Redeeming Donations To Boko Haram’s Victims
WITH more than a million victims of Boko Haram’s insurgency in camps and with diverse needs, the N5 billion President Muhammadu Buhari ordered to be released to them may not be much. But it is a source of hope as the action demonstrates that the government and indeed the entire country have not forgotten these victims of mindless brutality by terrorists.
The order for the release followed a briefing by the Presidential Committee on Victims Support Fund led by Lt. Gen. Theophilus Danjuma Yakubu (rtd) during the group’s visit to Buhari. At the launch of the fund last year after the abduction of over 200 schoolgirls in Chibok, Borno State, the Federal Government pledged N5 billion in aid of the victims and the immediate families of those who died as a result of the Boko Haram insurgency. But the government has only just given an order for the release of the amount. This, it must be said, is coming too late and the plight of the victims does not permit a leisurely response. It is disheartening that the government has allowed bureaucratic hurdles to delay the release of the fund. But now that the order has been given, the government should make sure it is implemented immediately.
With the Muhammadu Buhari-led government setting the pace, it is expected that other bodies and individuals who also pledged money to the exercise would redeem their pledges now. At the launch of the fund, N58.79 billion was pledged, above the targeted amount of N50 billion. It is a good development that the committee already has N23.33 billion in four bank accounts and that it received approval from the immediate past administration to incorporate the monies into a trust fund to insulate it from political interference. But those who made promises of donating money should make good their words as the victims need succour now.
Having begun the process of redeeming its pledge, the government should consider the necessary measures to ensure that the money and other donations are well utilised. This is to avoid a situation in which the money would go into the pockets of some unscrupulous persons. There must be accountability and transparency in the management of the funds. In this regard, the government must first of all determine the areas where the intervention would make the most impact on the lives of the victims. Would the money be used to train the young victims in schools? Would it be used to clothe and feed them? Or would it be used to re-build their homes that have been ravaged by the crisis? The urgency of the need to help is seen in the plight of the rescued victims who are in internal refugee camps. The camps are unlivable as they lack adequate facilities. Worse still, while some of the female victims have been sexually abused, others have been lost to human traffickers who stalk the camps for vulnerable young girls desperate for a life with meaning. These victims urgently need to be rehabilitated with the help of the government, organisations and individuals.
To ensure transparency in the management of the funds, the government must publish the names of all the beneficiaries. The need for accountability is validated by the fact that there are some other people or organisations that may want to donate but are dithering because they are not sure if their money would not be misappropriated. Since so much amount of money is required to meet the needs of the victims, individuals and companies, which did not pledge to donate earlier can do so now and honour such pledges.

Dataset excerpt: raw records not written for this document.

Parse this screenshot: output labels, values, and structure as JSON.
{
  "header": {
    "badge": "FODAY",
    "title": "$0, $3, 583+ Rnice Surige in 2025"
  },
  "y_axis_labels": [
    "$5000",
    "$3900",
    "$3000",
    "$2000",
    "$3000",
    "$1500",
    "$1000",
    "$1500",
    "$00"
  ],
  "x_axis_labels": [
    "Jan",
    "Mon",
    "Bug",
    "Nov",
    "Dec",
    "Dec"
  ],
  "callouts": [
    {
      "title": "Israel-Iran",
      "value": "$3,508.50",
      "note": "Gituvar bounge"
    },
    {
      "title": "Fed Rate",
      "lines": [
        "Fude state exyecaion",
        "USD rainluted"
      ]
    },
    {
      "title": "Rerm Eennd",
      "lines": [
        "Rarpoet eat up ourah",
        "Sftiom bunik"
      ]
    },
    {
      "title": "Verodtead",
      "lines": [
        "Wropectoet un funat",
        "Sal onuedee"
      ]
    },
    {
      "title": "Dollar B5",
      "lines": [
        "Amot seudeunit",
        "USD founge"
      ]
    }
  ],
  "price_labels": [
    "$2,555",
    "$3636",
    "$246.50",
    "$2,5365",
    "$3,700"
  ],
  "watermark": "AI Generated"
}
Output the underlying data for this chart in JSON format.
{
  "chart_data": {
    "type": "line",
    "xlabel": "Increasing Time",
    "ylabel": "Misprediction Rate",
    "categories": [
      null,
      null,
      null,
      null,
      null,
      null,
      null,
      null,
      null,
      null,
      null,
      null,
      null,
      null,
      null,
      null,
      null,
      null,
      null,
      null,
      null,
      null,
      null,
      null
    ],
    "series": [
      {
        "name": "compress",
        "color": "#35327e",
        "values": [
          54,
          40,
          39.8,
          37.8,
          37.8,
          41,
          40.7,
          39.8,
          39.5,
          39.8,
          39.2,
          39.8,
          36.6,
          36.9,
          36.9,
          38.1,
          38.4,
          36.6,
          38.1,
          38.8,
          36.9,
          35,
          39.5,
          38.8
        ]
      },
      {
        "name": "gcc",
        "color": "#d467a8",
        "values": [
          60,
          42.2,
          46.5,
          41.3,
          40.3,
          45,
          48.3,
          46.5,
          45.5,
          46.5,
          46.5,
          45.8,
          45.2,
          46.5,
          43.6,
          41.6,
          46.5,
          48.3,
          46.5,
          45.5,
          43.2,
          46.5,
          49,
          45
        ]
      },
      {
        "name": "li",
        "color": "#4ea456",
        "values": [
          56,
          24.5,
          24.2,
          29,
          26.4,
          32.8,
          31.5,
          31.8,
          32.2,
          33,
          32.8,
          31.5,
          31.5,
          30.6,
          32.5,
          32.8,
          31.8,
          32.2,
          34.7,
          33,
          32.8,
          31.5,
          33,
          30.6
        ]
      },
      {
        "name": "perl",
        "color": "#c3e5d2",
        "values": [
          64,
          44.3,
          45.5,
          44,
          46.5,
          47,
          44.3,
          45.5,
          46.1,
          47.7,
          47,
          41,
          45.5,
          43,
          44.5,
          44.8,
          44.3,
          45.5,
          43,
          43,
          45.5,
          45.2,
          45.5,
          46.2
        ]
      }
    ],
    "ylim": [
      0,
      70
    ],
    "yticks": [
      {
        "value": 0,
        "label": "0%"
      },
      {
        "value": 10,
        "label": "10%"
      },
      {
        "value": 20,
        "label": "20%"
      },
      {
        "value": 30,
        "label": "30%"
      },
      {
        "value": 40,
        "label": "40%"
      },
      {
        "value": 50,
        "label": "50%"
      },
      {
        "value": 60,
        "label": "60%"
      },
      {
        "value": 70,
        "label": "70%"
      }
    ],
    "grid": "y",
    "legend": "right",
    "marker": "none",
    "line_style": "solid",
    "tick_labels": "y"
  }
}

As it intensifies measures to redeem donations to the victims who have been rescued, the Federal Government should step up efforts to bring home those still in captivity. It should not relent in the fight that has displaced the insurgents from their strongholds. Besides, the government and all Nigerians need to demonstrate to those that have been rescued. That they indeed feel their pain. This may not automatically erase the physical and psychological scars on them by the Boko Haram terrorists. But it would certainly go a long way in assuaging the searing memory of their ghastly encounters.
As Nigeria wipes the terrorists from its shores and cares for the victims of the onslaught, healing will truly begin.